La liste des meilleures ventes de livres au Japon est occupée cette année par des mobile novels, ces romans publiés et lus sur des écrans de téléphones portables, et pour certains écrits avec. C'est Times qui nous avertit et se fait l'écho du désarroi de la critique littéraire japonaise : "The fact that young readers are being exposed to immature expressions and stunted vocabulary will accelerate illiteracy and dammage their ability to express themselves." - de toute manière on va tous crevés !

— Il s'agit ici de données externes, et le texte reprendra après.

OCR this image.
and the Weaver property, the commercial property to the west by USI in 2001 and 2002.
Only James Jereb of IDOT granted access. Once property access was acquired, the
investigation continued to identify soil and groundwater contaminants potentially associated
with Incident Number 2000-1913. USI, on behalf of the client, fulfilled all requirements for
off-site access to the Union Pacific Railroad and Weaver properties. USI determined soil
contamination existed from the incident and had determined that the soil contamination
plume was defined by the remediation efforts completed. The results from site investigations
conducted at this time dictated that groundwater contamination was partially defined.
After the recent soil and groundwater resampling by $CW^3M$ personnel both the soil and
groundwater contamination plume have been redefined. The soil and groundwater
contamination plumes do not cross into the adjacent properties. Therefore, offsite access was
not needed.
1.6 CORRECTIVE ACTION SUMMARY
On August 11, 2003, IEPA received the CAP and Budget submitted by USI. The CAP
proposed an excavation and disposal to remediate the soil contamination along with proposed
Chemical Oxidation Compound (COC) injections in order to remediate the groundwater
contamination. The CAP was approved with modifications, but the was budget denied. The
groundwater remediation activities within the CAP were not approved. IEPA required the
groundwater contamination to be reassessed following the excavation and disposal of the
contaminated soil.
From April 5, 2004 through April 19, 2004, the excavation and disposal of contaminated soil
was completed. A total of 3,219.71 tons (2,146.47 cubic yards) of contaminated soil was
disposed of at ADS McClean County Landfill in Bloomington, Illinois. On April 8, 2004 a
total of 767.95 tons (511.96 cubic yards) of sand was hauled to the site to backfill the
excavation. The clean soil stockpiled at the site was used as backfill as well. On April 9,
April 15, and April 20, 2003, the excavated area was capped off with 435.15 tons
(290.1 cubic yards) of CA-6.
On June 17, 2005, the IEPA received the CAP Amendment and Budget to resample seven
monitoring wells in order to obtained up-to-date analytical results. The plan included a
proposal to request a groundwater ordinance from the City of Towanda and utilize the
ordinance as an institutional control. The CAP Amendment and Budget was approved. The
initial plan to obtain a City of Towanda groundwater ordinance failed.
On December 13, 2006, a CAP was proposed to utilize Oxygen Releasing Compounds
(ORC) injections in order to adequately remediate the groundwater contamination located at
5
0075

Le public visé est en effet jeune : autour de vingt ans. Le format imposé condamne les textes à être scindés en de courts fragments téléchargeables sur un portable depuis Internet, à lire en trois minutes entre deux stations de métro. Le résultat semble ne pas être très littéraire : "I'm short, I'm stupid, I'm not pretty, I'm rubbish, and I've got no dreams." (extrait du numéro un des ventes au Japon, Love Sky, de Mika) - et nous qui nous plaignions de notre littérature !

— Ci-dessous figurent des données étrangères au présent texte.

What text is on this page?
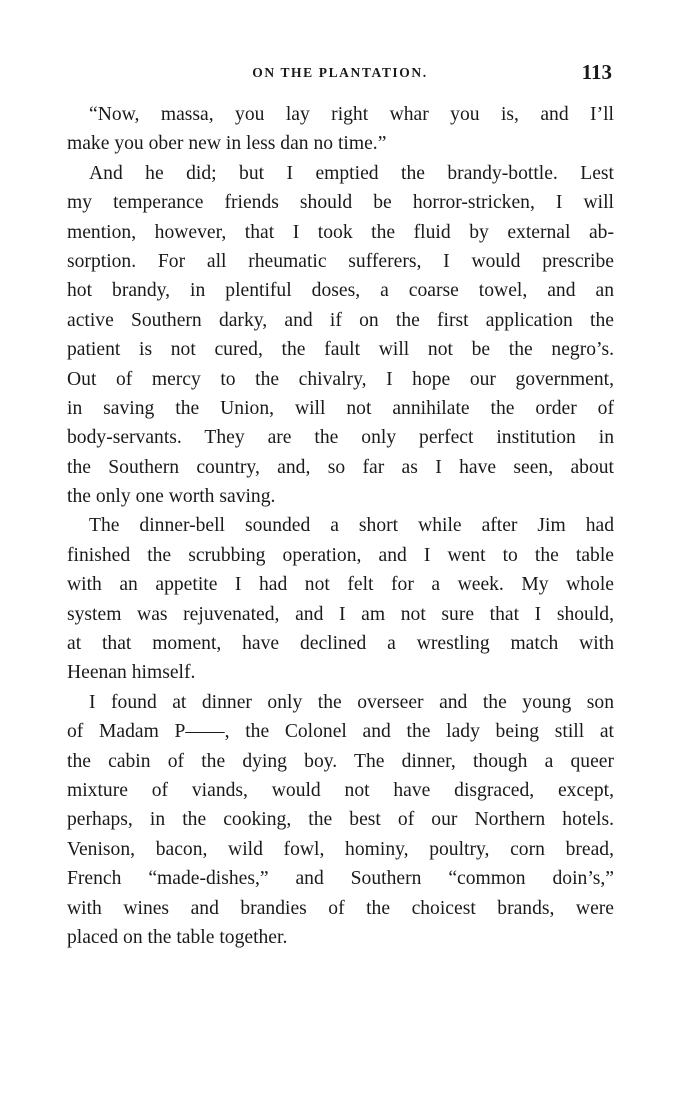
ON THE PLANTATION.	113
“Now, massa, you lay right whar you is, and I’ll
make you ober new in less dan no time.”
And he did; but I emptied the brandy-bottle. Lest
my temperance friends should be horror-stricken, I will
mention, however, that I took the fluid by external ab-
sorption. For all rheumatic sufferers, I would prescribe
hot brandy, in plentiful doses, a coarse towel, and an
active Southern darky, and if on the first application the
patient is not cured, the fault will not be the negro’s.
Out of mercy to the chivalry, I hope our government,
in saving the Union, will not annihilate the order of
body-servants. They are the only perfect institution in
the Southern country, and, so far as I have seen, about
the only one worth saving.
The dinner-bell sounded a short while after Jim had
finished the scrubbing operation, and I went to the table
with an appetite I had not felt for a week. My whole
system was rejuvenated, and I am not sure that I should,
at that moment, have declined a wrestling match with
Heenan himself.
I found at dinner only the overseer and the young son
of Madam P——, the Colonel and the lady being still at
the cabin of the dying boy. The dinner, though a queer
mixture of viands, would not have disgraced, except,
perhaps, in the cooking, the best of our Northern hotels.
Venison, bacon, wild fowl, hominy, poultry, corn bread,
French “made-dishes,” and Southern “common doin’s,”
with wines and brandies of the choicest brands, were
placed on the table together.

Cependant, à ses origines, le roman lui-même était perçu comme une forme d'expression populaire. (L'art est un lent anoblissement du trivial.) Même ainsi formatée, la littérature pour téléphones portables n'est limitée que par son manque d'ambition : qu'elle pense à s'élever, qu'elle oublie son public, et alors c'est à des romans ramassés en haïkus qu'on aura droit. Ce qui est mieux.